Der Bundesgerichtshof hat die Revision des Augsburger Kinderarztes Harry S. gegen das Urteil der 3. Strafkammer des Landgerichts Augsburg vom 29.01.2019 bis auf den Ausspruch über das Berufsverbot verworfen. Damit ist das Urteil des Landgerichts, soweit der Angeklagte u.a. wegen zahlreicher Fälle des (schweren) sexuellen Missbrauchs von Kindern, der Vergewaltigung und des Sichverschaffens von kinderpornographischen Schriften mit Realitätsgehalt zu einer Gesamtfreiheitsstrafe von 12 Jahren 9 Monaten verurteilt und daneben die Sicherungsverwahrung angeordnet wurde, rechtskräftig.

Lediglich hinsichtlich der Anordnung des lebenslangen Berufsverbots hob der Bundesgerichtshof das Urteil auf und ließ das Berufsverbot wegfallen.
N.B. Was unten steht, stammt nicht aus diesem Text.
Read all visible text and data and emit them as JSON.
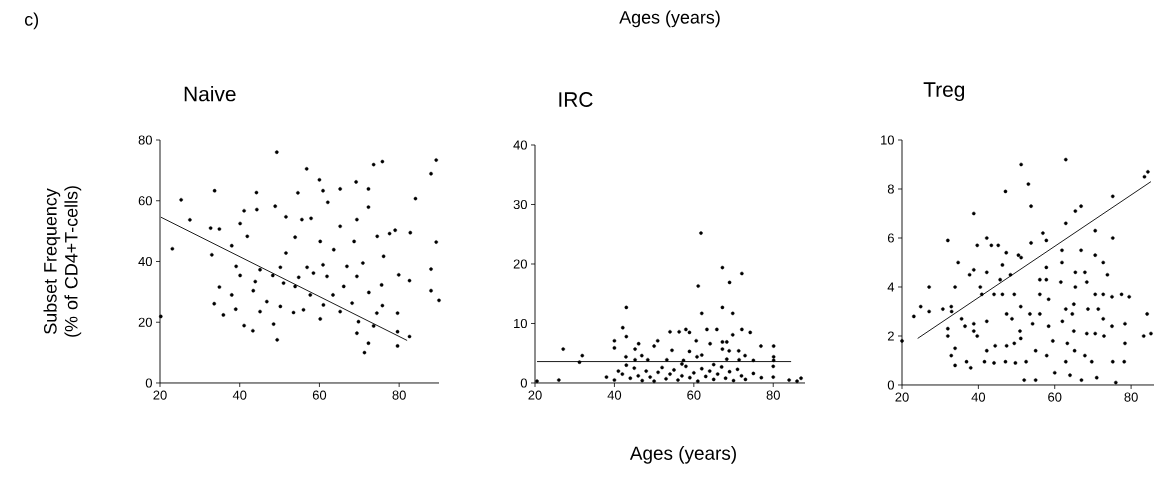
{
  "chart_data": [
    {
      "type": "scatter",
      "title": "Naive",
      "ylabel": "Subset Frequency (% of CD4+T-cells)",
      "annotations": [
        "c)"
      ],
      "xlim": [
        20,
        90
      ],
      "ylim": [
        0,
        80
      ],
      "xticks": [
        20,
        40,
        60,
        80
      ],
      "yticks": [
        0,
        20,
        40,
        60,
        80
      ],
      "series": [
        {
          "marker": "circle",
          "color": "#000000",
          "x": [
            49.3,
            56.8,
            73.6,
            75.8,
            89.3,
            88.0,
            84.1,
            25.3,
            33.7,
            27.5,
            23.1,
            20.2,
            60.0,
            69.2,
            60.9,
            65.2,
            72.3,
            62.1,
            54.6,
            44.2,
            48.9,
            41.1,
            44.3,
            32.7,
            34.9,
            40.1,
            41.9,
            53.9,
            57.9,
            55.6,
            51.6,
            65.2,
            69.4,
            72.3,
            79.0,
            82.8,
            89.3,
            77.6,
            74.5,
            68.7,
            60.2,
            38.0,
            33.0,
            51.6,
            63.6,
            76.1,
            39.1,
            45.1,
            50.2,
            56.9,
            60.9,
            66.9,
            70.9,
            40.1,
            48.3,
            54.8,
            61.9,
            69.4,
            79.9,
            82.6,
            88.0,
            43.9,
            51.0,
            58.5,
            34.9,
            66.1,
            75.6,
            43.4,
            53.9,
            57.7,
            63.4,
            72.4,
            88.0,
            38.0,
            90.0,
            33.6,
            46.8,
            39.0,
            50.2,
            56.0,
            61.0,
            68.2,
            75.8,
            35.9,
            45.1,
            53.5,
            60.2,
            65.2,
            74.4,
            79.6,
            41.1,
            43.3,
            48.5,
            69.8,
            69.4,
            73.6,
            49.4,
            72.3,
            71.3,
            79.6,
            79.6,
            82.6
          ],
          "values": [
            76.0,
            70.5,
            71.9,
            72.9,
            73.4,
            68.9,
            60.7,
            60.3,
            63.3,
            53.7,
            44.2,
            21.9,
            66.9,
            66.2,
            63.3,
            63.9,
            63.9,
            59.5,
            62.6,
            62.7,
            58.2,
            56.7,
            57.1,
            51.0,
            50.7,
            52.5,
            48.3,
            48.0,
            54.2,
            53.8,
            54.7,
            51.6,
            53.8,
            57.9,
            50.3,
            49.5,
            46.4,
            49.2,
            48.3,
            46.6,
            46.6,
            45.2,
            42.2,
            42.8,
            43.9,
            41.7,
            38.4,
            37.3,
            38.1,
            38.1,
            38.9,
            38.4,
            39.5,
            35.4,
            35.4,
            34.8,
            35.1,
            35.1,
            35.6,
            33.7,
            37.5,
            33.4,
            32.9,
            36.2,
            31.6,
            31.8,
            32.3,
            30.4,
            31.8,
            29.0,
            29.0,
            29.8,
            30.4,
            29.0,
            27.2,
            26.1,
            26.8,
            24.3,
            25.2,
            24.1,
            25.7,
            26.3,
            25.5,
            22.4,
            23.5,
            23.2,
            21.1,
            23.5,
            23.0,
            23.0,
            18.9,
            17.2,
            19.4,
            20.2,
            16.4,
            18.8,
            14.2,
            13.1,
            10.0,
            16.9,
            12.2,
            15.3
          ]
        },
        {
          "type": "line",
          "color": "#000000",
          "x": [
            20.2,
            82.0
          ],
          "values": [
            54.6,
            14.0
          ]
        }
      ]
    },
    {
      "type": "scatter",
      "title": "IRC",
      "xlabel": "Ages (years)",
      "annotations": [
        "Ages (years)"
      ],
      "xlim": [
        20,
        88
      ],
      "ylim": [
        0,
        40
      ],
      "xticks": [
        20,
        40,
        60,
        80
      ],
      "yticks": [
        0,
        10,
        20,
        30,
        40
      ],
      "series": [
        {
          "marker": "circle",
          "color": "#000000",
          "x": [
            61.8,
            67.2,
            69.0,
            72.1,
            61.1,
            62.0,
            67.2,
            69.8,
            43.0,
            42.1,
            43.0,
            40.0,
            40.0,
            27.1,
            31.9,
            45.2,
            46.1,
            50.9,
            50.0,
            54.0,
            56.3,
            58.0,
            58.9,
            60.6,
            63.3,
            65.8,
            64.1,
            67.2,
            68.3,
            67.2,
            69.8,
            72.1,
            74.2,
            68.9,
            71.3,
            72.9,
            76.9,
            80.1,
            54.5,
            58.9,
            62.0,
            42.9,
            46.9,
            48.4,
            45.2,
            53.2,
            57.4,
            60.8,
            68.3,
            71.4,
            75.0,
            80.1,
            80.1,
            31.2,
            20.5,
            26,
            38,
            40,
            41,
            42,
            44,
            45,
            46,
            47,
            48,
            49,
            50,
            51,
            52,
            53,
            54,
            55,
            56,
            57,
            58,
            59,
            60,
            61,
            62,
            63,
            64,
            65,
            66,
            67,
            68,
            69,
            70,
            71,
            72,
            73,
            75,
            77,
            80,
            80,
            84,
            86,
            87,
            43,
            57,
            65
          ],
          "values": [
            25.2,
            19.4,
            16.9,
            18.4,
            16.3,
            11.7,
            12.7,
            11.7,
            12.7,
            9.3,
            7.8,
            7.1,
            5.9,
            5.7,
            4.6,
            5.7,
            6.6,
            7.1,
            6.2,
            8.6,
            8.6,
            9.0,
            8.5,
            7.1,
            9.0,
            9.0,
            6.6,
            6.9,
            6.9,
            5.7,
            8.1,
            9.0,
            8.5,
            5.4,
            5.4,
            4.6,
            6.2,
            6.2,
            5.5,
            5.3,
            4.7,
            4.4,
            4.6,
            3.9,
            3.9,
            3.9,
            3.8,
            4.4,
            4.0,
            3.9,
            3.8,
            4.4,
            3.8,
            3.5,
            0.3,
            0.5,
            1.0,
            0.5,
            2.0,
            1.5,
            0.8,
            2.5,
            1.2,
            0.4,
            2.0,
            1.0,
            0.3,
            1.8,
            2.6,
            0.7,
            1.5,
            2.2,
            0.5,
            1.2,
            2.8,
            0.9,
            1.7,
            0.3,
            2.4,
            1.1,
            2.0,
            0.6,
            1.5,
            2.7,
            0.8,
            1.9,
            0.4,
            2.3,
            1.2,
            0.6,
            1.6,
            0.9,
            2.8,
            1.0,
            0.5,
            0.3,
            0.8,
            3.0,
            3.2,
            3.1
          ]
        },
        {
          "type": "line",
          "color": "#000000",
          "x": [
            20.5,
            84.5
          ],
          "values": [
            3.6,
            3.6
          ]
        }
      ]
    },
    {
      "type": "scatter",
      "title": "Treg",
      "xlim": [
        20,
        86
      ],
      "ylim": [
        0,
        10
      ],
      "xticks": [
        20,
        40,
        60,
        80
      ],
      "yticks": [
        0,
        2,
        4,
        6,
        8,
        10
      ],
      "series": [
        {
          "marker": "circle",
          "color": "#000000",
          "x": [
            20.0,
            23.1,
            24.9,
            27.1,
            27.1,
            30.7,
            32.0,
            32.9,
            33.0,
            32.0,
            32.0,
            33.9,
            34.7,
            33.9,
            32.9,
            33.9,
            35.6,
            36.5,
            36.9,
            37.7,
            38.8,
            38.8,
            38.8,
            38.8,
            39.7,
            39.7,
            40.5,
            40.9,
            42.2,
            42.2,
            42.2,
            42.2,
            41.6,
            43.4,
            44.1,
            44.4,
            45.2,
            45.7,
            46.3,
            46.3,
            47.1,
            47.3,
            47.4,
            47.4,
            44.1,
            47.1,
            48.4,
            48.8,
            49.4,
            49.4,
            49.7,
            50.5,
            51.2,
            51.2,
            51.1,
            50.9,
            51.1,
            52.5,
            53.1,
            53.8,
            53.8,
            53.5,
            54.2,
            55.0,
            56.1,
            56.1,
            56.1,
            56.9,
            57.8,
            57.8,
            57.8,
            58.4,
            58.4,
            57.9,
            59.5,
            61.6,
            61.9,
            61.9,
            62.9,
            62.9,
            62.9,
            62.0,
            63.3,
            62.9,
            65.4,
            66.9,
            65.4,
            65.4,
            65.0,
            64.6,
            65.0,
            65.2,
            66.9,
            67.9,
            68.4,
            68.7,
            68.4,
            67.9,
            70.6,
            70.6,
            70.6,
            71.4,
            70.6,
            69.7,
            72.7,
            72.7,
            72.7,
            72.9,
            73.8,
            75.2,
            75.2,
            75.0,
            75.0,
            75.2,
            77.5,
            78.4,
            78.4,
            79.5,
            78.2,
            83.5,
            84.4,
            84.2,
            83.3,
            85.2,
            52,
            55,
            60,
            64,
            67,
            71,
            76,
            38
          ],
          "values": [
            1.8,
            2.8,
            3.2,
            4.0,
            3.0,
            3.1,
            5.9,
            3.2,
            3.0,
            2.3,
            2.0,
            4.0,
            5.0,
            1.5,
            1.2,
            0.8,
            2.7,
            2.4,
            0.95,
            4.5,
            4.7,
            7.0,
            2.5,
            2.2,
            5.7,
            2.0,
            4.0,
            3.7,
            4.6,
            6.0,
            2.6,
            1.4,
            0.95,
            5.7,
            3.7,
            1.6,
            5.7,
            4.3,
            3.7,
            4.9,
            7.9,
            5.4,
            2.9,
            1.6,
            0.9,
            0.95,
            4.5,
            2.7,
            3.7,
            1.7,
            0.9,
            5.3,
            9.0,
            5.2,
            3.2,
            2.2,
            1.9,
            0.95,
            8.2,
            7.3,
            5.8,
            2.9,
            2.5,
            1.4,
            3.7,
            2.9,
            4.3,
            6.2,
            5.9,
            4.8,
            4.3,
            3.5,
            2.4,
            1.2,
            1.8,
            4.2,
            5.5,
            5.0,
            9.2,
            6.6,
            3.1,
            2.6,
            1.7,
            0.95,
            7.1,
            7.3,
            4.6,
            4.0,
            3.3,
            2.9,
            2.2,
            1.4,
            5.5,
            4.6,
            4.2,
            3.1,
            2.1,
            1.2,
            6.3,
            5.3,
            3.7,
            3.1,
            2.1,
            0.95,
            5.0,
            3.7,
            2.7,
            2.0,
            4.5,
            7.7,
            6.0,
            3.6,
            2.4,
            0.95,
            3.7,
            2.5,
            1.7,
            3.6,
            0.95,
            8.5,
            8.7,
            2.9,
            2.0,
            2.1,
            0.2,
            0.2,
            0.5,
            0.4,
            0.2,
            0.3,
            0.1,
            0.7
          ]
        },
        {
          "type": "line",
          "color": "#000000",
          "x": [
            24.1,
            85.2
          ],
          "values": [
            1.9,
            8.3
          ]
        }
      ]
    }
  ]
}
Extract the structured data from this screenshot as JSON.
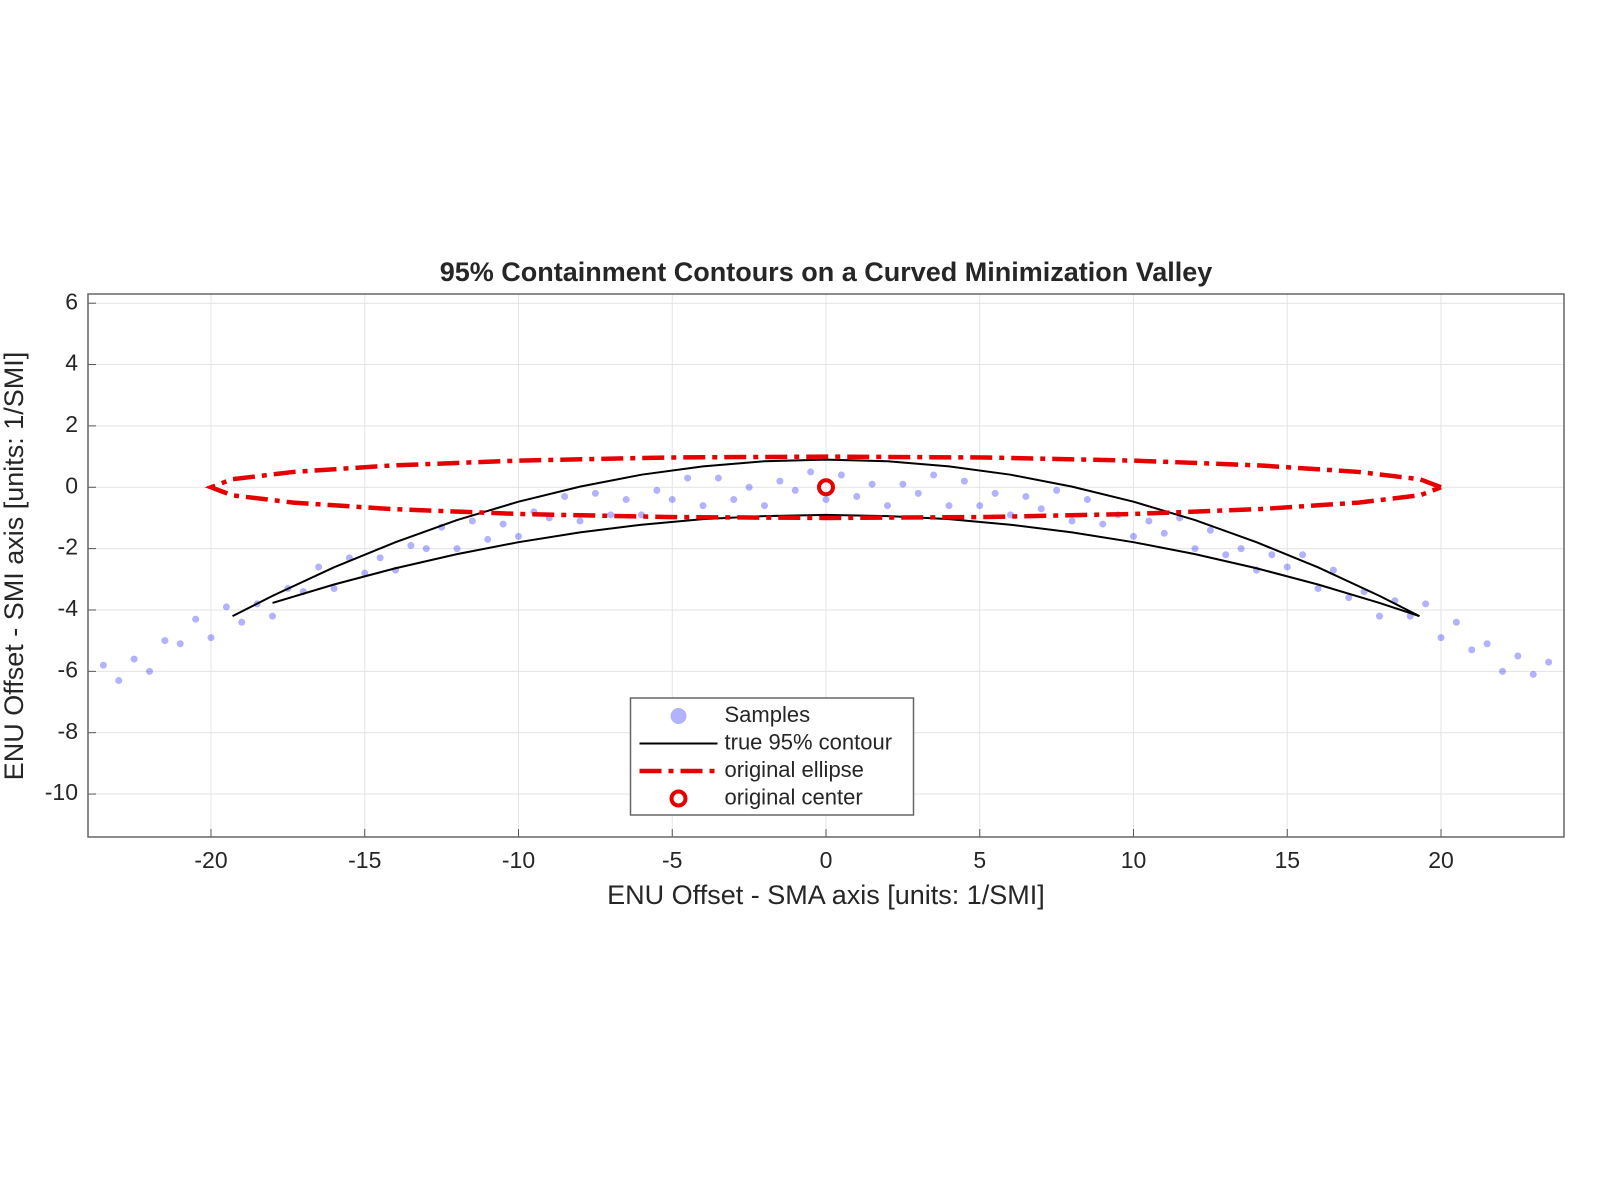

Mindestens 20 Buben wurden zu seinen Opfern

Harry S. war bis zu seiner Verhaftung im Jahr 2014 als angesehener Kinderarzt in der Kinderklinik Augsburg, aber auch an der Medizinischen Hochschule Hannover und in München tätig. In seiner Freizeit brachte er sich als Arzt beim Roten Kreuz ein. Doch er führte ein Doppelleben. Er war nicht nur der freundliche und beliebte Doktor, auch ein Sexmonster war er. Über Jahre hinweg hatte er Buben missbraucht. Je häufiger er sich an den Kindern verging, umso rücksichtsloser und brutaler ging er dabei vor. Unter Versprechungen hatte er die 20 Jungen in nahe Gebäude gelockt und dort missbraucht. 2014 hatte er dann einen fünfjährigen Buben im niedersächsischen Garbsen sogar in seine Wohnung nach Hannover entführt. Er narkotisierte ihn und verging sich dort an ihm.

Bereits 2016 war Harry S. für diese Taten in Augsburg verurteilt worden. Das damalige Urteil über 13 Jahre und 6 Monate hob der Bundesgerichtshof auf und gab den Fall zurück. Das akutell Urteil ist nun aber rechtskräftig.